Saturday, March 10, 2007

Mortgage foreclosures worsening, Fed warned

WASHINGTON - UNITED States Federal Reserve chairman Ben Bernanke and other policymakers were warned that rising mortgage foreclosures are likely to get worse, as the central bank reported the slowest pace of loan growth in four years.

At a meeting on Thursday of the Fed's Consumer Advisory Council, the officials heard anecdotes of default and families at risk.

Mortgage borrowing rose by US$792.5 billion (S$1.2 trillion) last year, the smallest gain since 2002, according to the Fed's quarterly Flow of Funds report.

The increase last quarter was the smallest since 1998, as two years of Fed interest-rate increases depressed loan demand and slowed the housing industry.

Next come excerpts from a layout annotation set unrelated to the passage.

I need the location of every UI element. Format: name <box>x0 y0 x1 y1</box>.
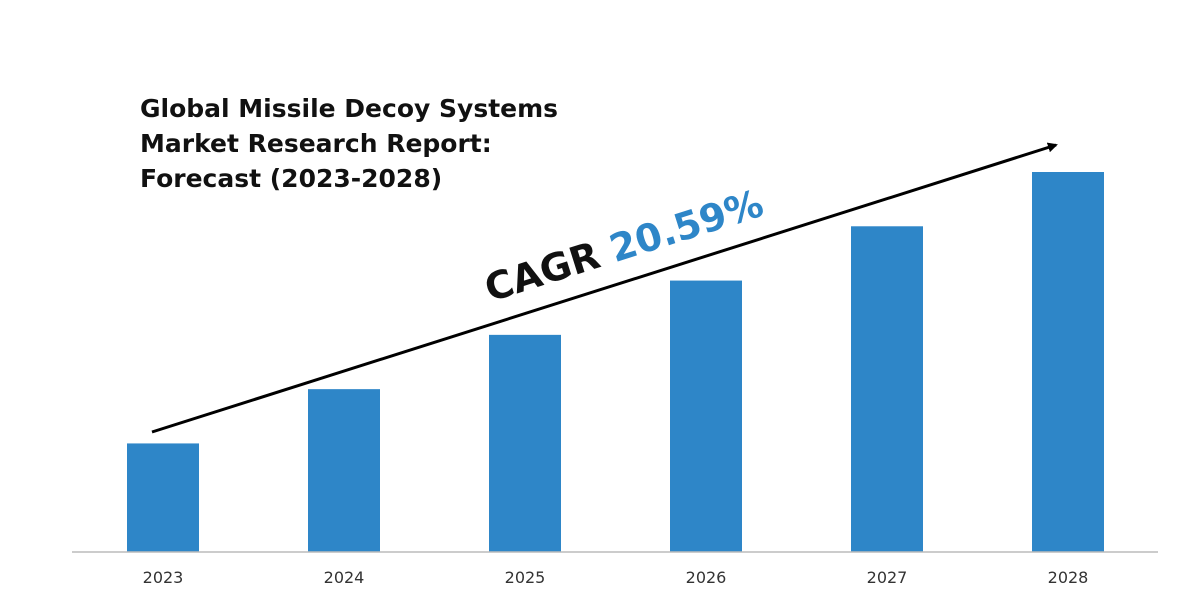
x-tick-label-2023: 2023 <box>143 568 184 587</box>
x-tick-label-2027: 2027 <box>867 568 908 587</box>
bar-2028 <box>1032 172 1104 552</box>
chart-title-line-2: Market Research Report: <box>140 129 492 158</box>
chart-title-line-3: Forecast (2023-2028) <box>140 164 442 193</box>
x-tick-label-2025: 2025 <box>505 568 546 587</box>
bar-2024 <box>308 389 380 552</box>
cagr-value: 20.59% <box>604 181 768 271</box>
x-tick-label-2024: 2024 <box>324 568 365 587</box>
x-axis-tick-labels: 2023 2024 2025 2026 2027 2028 <box>143 568 1089 587</box>
bar-2025 <box>489 334 561 552</box>
bar-2023 <box>127 443 199 552</box>
cagr-prefix: CAGR <box>479 233 605 311</box>
growth-trend-arrow <box>151 142 1058 434</box>
x-tick-label-2028: 2028 <box>1048 568 1089 587</box>
x-tick-label-2026: 2026 <box>686 568 727 587</box>
chart-title-line-1: Global Missile Decoy Systems <box>140 94 558 123</box>
bar-2026 <box>670 280 742 552</box>
bars <box>127 172 1104 553</box>
bar-2027 <box>851 226 923 553</box>
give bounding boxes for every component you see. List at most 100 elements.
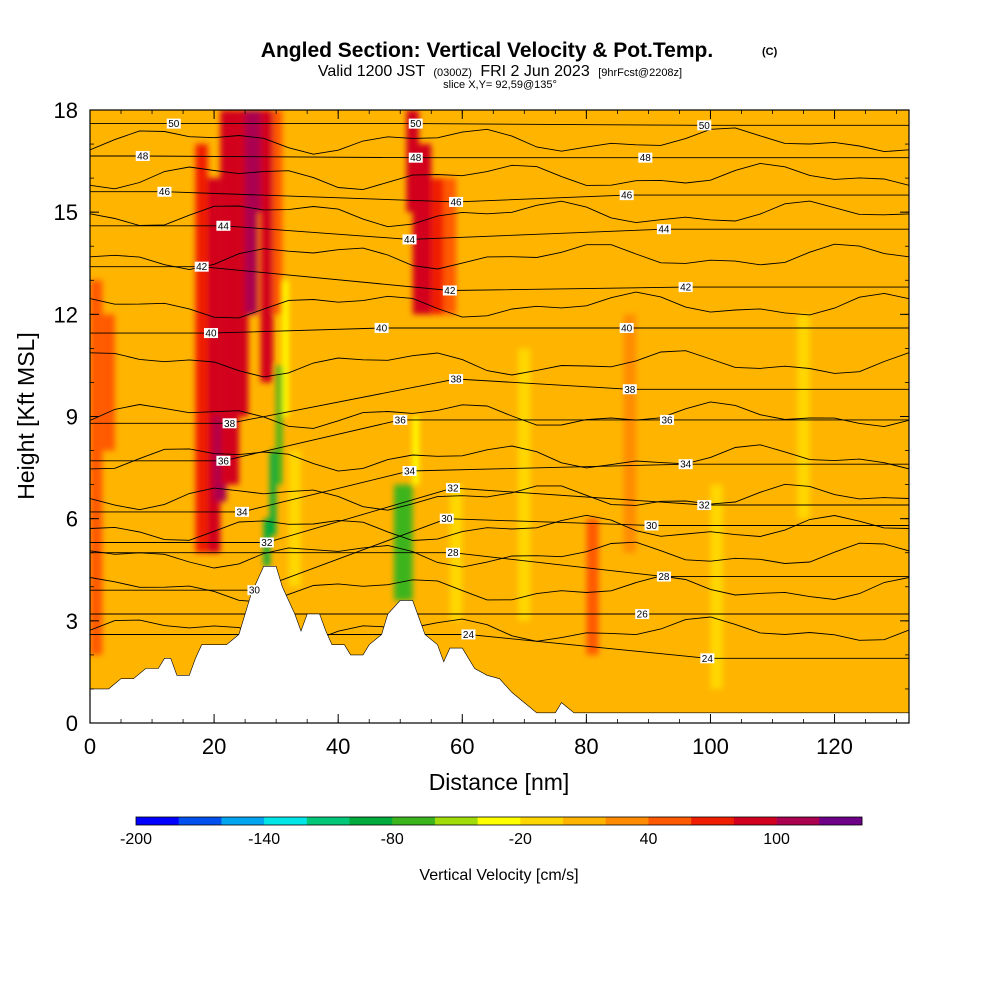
contour-label-text: 36 [661, 415, 673, 426]
contour-label: 44 [402, 234, 417, 246]
contour-label: 38 [222, 418, 237, 430]
contour-label-box [393, 414, 408, 425]
contour-label-box [203, 328, 218, 339]
velocity-cell [623, 314, 636, 553]
contour-label: 34 [402, 465, 417, 477]
velocity-cell [260, 110, 274, 383]
contour-label-text: 44 [404, 235, 416, 246]
contour-line-minor [90, 162, 909, 191]
contour-label-text: 32 [447, 484, 459, 495]
colorbar-swatch [434, 817, 478, 825]
colorbar-tick-label: -200 [120, 831, 152, 848]
velocity-cell [276, 365, 283, 485]
contour-label: 48 [638, 152, 653, 164]
velocity-cell [273, 110, 283, 315]
slice-label: slice X,Y= 92,59@135° [443, 79, 557, 91]
contour-label-text: 30 [646, 521, 658, 532]
velocity-cell [797, 314, 810, 519]
velocity-cell [220, 110, 239, 485]
velocity-cell [251, 110, 261, 213]
contour-label-text: 46 [159, 187, 171, 198]
contour-label-text: 40 [621, 323, 633, 334]
colorbar-swatch [605, 817, 649, 825]
contour-label: 32 [445, 483, 460, 495]
contour-label-box [166, 118, 181, 129]
contour-label-text: 48 [137, 151, 149, 162]
contour-label-text: 24 [463, 630, 475, 641]
x-tick-label: 80 [574, 734, 598, 759]
contour-label: 46 [157, 186, 172, 198]
contour-label-box [442, 285, 457, 296]
velocity-cell [282, 280, 289, 417]
x-tick-label: 60 [450, 734, 474, 759]
contour-label-box [660, 414, 675, 425]
colorbar-swatch [349, 817, 393, 825]
velocity-field [90, 110, 810, 689]
contour-label-box [216, 220, 231, 231]
contour-line-minor [90, 350, 909, 378]
contour-label: 26 [635, 609, 650, 621]
contour-label-text: 50 [168, 119, 180, 130]
contour-label-box [259, 537, 274, 548]
contour-label-text: 36 [218, 456, 230, 467]
contour-label-box [235, 506, 250, 517]
contour-label: 28 [445, 547, 460, 559]
contour-label: 36 [216, 455, 231, 467]
contour-label: 40 [619, 322, 634, 334]
contour-label-text: 38 [224, 419, 236, 430]
contour-label-text: 26 [637, 610, 649, 621]
contour-label: 40 [374, 322, 389, 334]
contour-line-minor [90, 483, 909, 511]
colorbar-swatch [691, 817, 735, 825]
x-tick-label: 20 [202, 734, 226, 759]
contour-label: 50 [166, 118, 181, 130]
contour-label: 36 [660, 414, 675, 426]
contour-label-box [135, 150, 150, 161]
x-tick-label: 0 [84, 734, 96, 759]
colorbar-swatch [733, 817, 777, 825]
contour-label-text: 32 [261, 538, 273, 549]
contour-line-28 [90, 552, 909, 578]
y-tick-label: 12 [54, 302, 78, 327]
colorbar-swatch [264, 817, 308, 825]
contour-label-box [635, 609, 650, 620]
velocity-cell [238, 110, 249, 417]
contour-label: 30 [247, 585, 262, 597]
subtitle-valid: Valid 1200 JST [318, 63, 426, 80]
velocity-cell [102, 314, 115, 451]
contour-label: 32 [697, 500, 712, 512]
contour-label-box [374, 322, 389, 333]
y-tick-label: 9 [66, 405, 78, 430]
colorbar [135, 816, 863, 826]
y-tick-label: 0 [66, 711, 78, 736]
colorbar-swatch [776, 817, 820, 825]
contour-label: 30 [439, 513, 454, 525]
contour-label-box [194, 261, 209, 272]
contour-label-text: 42 [196, 262, 208, 273]
chart-title: Angled Section: Vertical Velocity & Pot.… [261, 39, 713, 62]
colorbar-swatch [221, 817, 265, 825]
contour-label: 42 [442, 285, 457, 297]
contour-label-text: 30 [441, 514, 453, 525]
contour-label-text: 44 [218, 221, 230, 232]
velocity-cell [518, 348, 531, 621]
contour-label-box [678, 459, 693, 470]
contour-line-minor [90, 444, 909, 472]
contour-line-minor [90, 243, 909, 271]
contour-label-box [216, 455, 231, 466]
contour-line-minor [90, 401, 909, 429]
x-tick-label: 100 [692, 734, 729, 759]
contour-label: 46 [449, 196, 464, 208]
colorbar-tick-label: 100 [763, 831, 790, 848]
contour-label-text: 28 [447, 548, 459, 559]
contour-label: 36 [393, 414, 408, 426]
contour-label-box [656, 571, 671, 582]
colorbar-tick-label: -20 [509, 831, 532, 848]
colorbar-frame [135, 816, 863, 826]
colorbar-swatch [136, 817, 180, 825]
contour-labels: 50 48 46 44 42 40 38 36 34 32 30 50 48 46 44 42 40 38 36 34… [135, 118, 715, 665]
contour-label-box [619, 322, 634, 333]
contour-line-minor [90, 575, 909, 603]
contour-label-text: 40 [376, 323, 388, 334]
contour-label: 44 [656, 224, 671, 236]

The Fed raised its benchmark rate to 5.25 per cent in June, compared with an average target of 3.2 per cent in 2005, a year when net new mortgage borrowing soared by a record US$1 trillion.

Economists surveyed by Bloomberg News expect the Fed will hold the rate through the third quarter, the median estimate shows.

Fed officials heard stories from Cleveland, Philadelphia, Denver and New York, where neighbourhoods are deteriorating as borrowers struggle to pay loans or abandon their homes in foreclosure, a process where lenders take possession of property.

'We feel like a canary in a coal mine,' said Ms Stella Adams, executive director of the North Carolina Fair Housing Centre in Durham. 'It is sad for us to know that there are 1.2 million families at risk from foreclosure.'

Around 1.2 million foreclosures were reported nationwide last year, up 42 per cent from 2005, according to RealtyTrac, which has a data base on foreclosed properties.

Delinquency rates on real estate loans rose to 2.11 per cent for all banks last quarter, the highest in four years, according to Fed data unadjusted for seasonal patterns.

Much of the deterioration in mortgage quality was due to subprime loans, or credits to borrowers with little or poor credit history.

Some 2.2 million borrowers are at risk of losing their homes and at a potential cost of US$164 billion from subprime mortgages originated from 1998 to 2006 inclusive, according to a December study by the Centre for Responsible Lending, an advocacy group also based in Durham.

On Thursday, New Century Financial, the No. 2 US subprime lender whose shares have plunged by almost 90 per cent this year, halted new loans and lined up almost US$1 billion in new funding to help it stay in business.

Still, analysts do not anticipate that banks will begin to curtail credit more broadly because of problems in the market for riskier mortgages.

'Fixed-rate loans, which make up roughly two-thirds of US mortgage originations, should perform well in the absence of a major labour-market slump,' Goldman Sachs Group economist Andrew Tilton wrote in a note to clients on Wednesday.